Qu'est ce qu'un contrat de performance énergétique ?
Le contrat de performance énergétique a pour objet de garantir dans la durée une amélioration de l'efficacité énergétique d'un bâtiment ou ensemble de bâtiments existant. L'amélioration de l'efficacité énergétique consiste en la réduction de la consommation énergétique et, le cas échéant, la modification du niveau de service. Les économies d'énergie, en tant qu'elles sont garanties par l'opérateur, permettent de couvrir, en tout ou partie, les dépenses initialement consenties dans le projet.
Les actions mises en œuvre par l'opérateur peuvent porter sur le bâti, sur les équipements techniques, sur l'exploitation (conditions d'usage et comportement des usagers inclus), sur la maintenance ou sur plusieurs domaines à la fois, dans les limites fixées par le règlement de consultation.
L’opérateur peut être un groupement d’entreprises de compétences complémentaires. Dans ce cas, c’est le groupement qui apporte la garantie.
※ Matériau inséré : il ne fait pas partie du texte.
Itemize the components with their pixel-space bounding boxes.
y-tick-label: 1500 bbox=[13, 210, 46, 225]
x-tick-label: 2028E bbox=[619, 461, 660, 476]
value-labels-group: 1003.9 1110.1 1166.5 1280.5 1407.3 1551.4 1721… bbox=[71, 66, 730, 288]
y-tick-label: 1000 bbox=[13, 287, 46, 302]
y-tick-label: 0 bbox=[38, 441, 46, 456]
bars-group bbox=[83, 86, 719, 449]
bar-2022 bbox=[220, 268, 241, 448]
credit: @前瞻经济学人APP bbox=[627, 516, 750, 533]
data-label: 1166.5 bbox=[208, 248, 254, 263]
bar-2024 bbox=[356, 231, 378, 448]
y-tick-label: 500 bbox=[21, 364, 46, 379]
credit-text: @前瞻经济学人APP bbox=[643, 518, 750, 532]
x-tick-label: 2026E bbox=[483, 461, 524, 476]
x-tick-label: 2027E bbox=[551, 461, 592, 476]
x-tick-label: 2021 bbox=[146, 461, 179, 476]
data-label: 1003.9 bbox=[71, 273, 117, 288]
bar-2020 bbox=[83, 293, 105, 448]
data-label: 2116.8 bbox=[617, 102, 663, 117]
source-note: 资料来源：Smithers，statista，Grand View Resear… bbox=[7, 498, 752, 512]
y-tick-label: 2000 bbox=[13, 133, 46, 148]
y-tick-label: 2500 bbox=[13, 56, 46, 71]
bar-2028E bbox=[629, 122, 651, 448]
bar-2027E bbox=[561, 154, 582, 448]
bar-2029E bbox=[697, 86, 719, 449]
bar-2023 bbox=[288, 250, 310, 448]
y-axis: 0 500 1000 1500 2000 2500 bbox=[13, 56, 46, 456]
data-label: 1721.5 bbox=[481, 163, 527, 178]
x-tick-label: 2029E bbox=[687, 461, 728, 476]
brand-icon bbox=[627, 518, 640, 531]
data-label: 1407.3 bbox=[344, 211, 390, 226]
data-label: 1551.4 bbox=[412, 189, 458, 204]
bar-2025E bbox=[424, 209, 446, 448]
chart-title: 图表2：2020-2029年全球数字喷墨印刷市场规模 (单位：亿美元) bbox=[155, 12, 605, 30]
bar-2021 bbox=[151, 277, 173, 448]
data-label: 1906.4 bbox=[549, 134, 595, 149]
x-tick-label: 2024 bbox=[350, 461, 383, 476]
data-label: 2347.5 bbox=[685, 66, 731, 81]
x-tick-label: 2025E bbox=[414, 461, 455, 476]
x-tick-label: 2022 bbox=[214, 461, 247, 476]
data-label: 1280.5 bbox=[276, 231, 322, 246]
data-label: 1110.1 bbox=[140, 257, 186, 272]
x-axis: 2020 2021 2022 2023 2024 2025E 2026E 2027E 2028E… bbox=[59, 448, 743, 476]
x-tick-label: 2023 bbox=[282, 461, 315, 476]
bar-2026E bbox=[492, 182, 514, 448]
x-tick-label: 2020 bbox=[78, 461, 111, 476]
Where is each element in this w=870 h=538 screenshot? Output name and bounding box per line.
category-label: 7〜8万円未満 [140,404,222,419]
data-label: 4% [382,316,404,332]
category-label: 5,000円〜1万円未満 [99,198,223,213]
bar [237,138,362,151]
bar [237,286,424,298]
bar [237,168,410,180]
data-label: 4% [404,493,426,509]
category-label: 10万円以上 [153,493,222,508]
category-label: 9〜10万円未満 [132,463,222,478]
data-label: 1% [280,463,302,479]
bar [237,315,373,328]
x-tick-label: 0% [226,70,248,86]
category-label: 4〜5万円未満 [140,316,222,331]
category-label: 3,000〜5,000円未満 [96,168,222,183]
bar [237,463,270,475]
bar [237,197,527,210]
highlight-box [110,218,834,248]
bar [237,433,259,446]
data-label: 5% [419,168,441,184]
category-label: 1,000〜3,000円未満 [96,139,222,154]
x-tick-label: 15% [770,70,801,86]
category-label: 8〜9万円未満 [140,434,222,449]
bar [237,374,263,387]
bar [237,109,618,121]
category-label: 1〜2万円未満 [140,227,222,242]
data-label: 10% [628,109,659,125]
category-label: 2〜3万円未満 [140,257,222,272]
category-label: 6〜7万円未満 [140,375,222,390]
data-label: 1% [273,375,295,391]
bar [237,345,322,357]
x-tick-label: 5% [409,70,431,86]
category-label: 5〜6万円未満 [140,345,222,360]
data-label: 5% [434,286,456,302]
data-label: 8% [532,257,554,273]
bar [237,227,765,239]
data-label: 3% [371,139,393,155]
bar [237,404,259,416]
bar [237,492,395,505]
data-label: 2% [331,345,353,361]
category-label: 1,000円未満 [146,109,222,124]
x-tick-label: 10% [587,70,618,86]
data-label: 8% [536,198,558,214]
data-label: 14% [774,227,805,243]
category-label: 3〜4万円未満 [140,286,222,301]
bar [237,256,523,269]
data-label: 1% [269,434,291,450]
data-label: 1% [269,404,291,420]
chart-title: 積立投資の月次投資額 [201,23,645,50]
Fig 1 : Principe du contrat de performance énergétique

Responsabilité de l'opérateur
Le CPE comporte, de la part de l'opérateur sélectionné, un engagement sur un niveau défini et mesurable d'économies d'énergie en volume pour un niveau de service donné.
L’opérateur ne peut apporter sa garantie de performance dans la durée que s’il définit lui-même les moyens permettant d’obtenir cette performance et s'il en contrôle la mise en œuvre. Le CPE comporte donc, sous la responsabilité de l’opérateur, un diagnostic, la définition des actions à mettre en œuvre pour obtenir la performance énergétique, la mise en œuvre de ces actions et une période de garantie de performance.
L'obtention de la performance dépendant pour partie des modalités de mise en œuvre de l'exploitation et/ou de la maintenance, il importe que l'opérateur assume la responsabilité
de l'exploitation et/ou de la maintenance1 ou, si une de ces prestations est exercée en régie par la personne publique, exerce un certain contrôle, selon des modalités définies contractuellement, sur l'activité de la régie en question. L'engagement de l'opérateur doit être pris dans la durée pour
apporter une garantie à la personne publique de maintien de la performance dans le temps.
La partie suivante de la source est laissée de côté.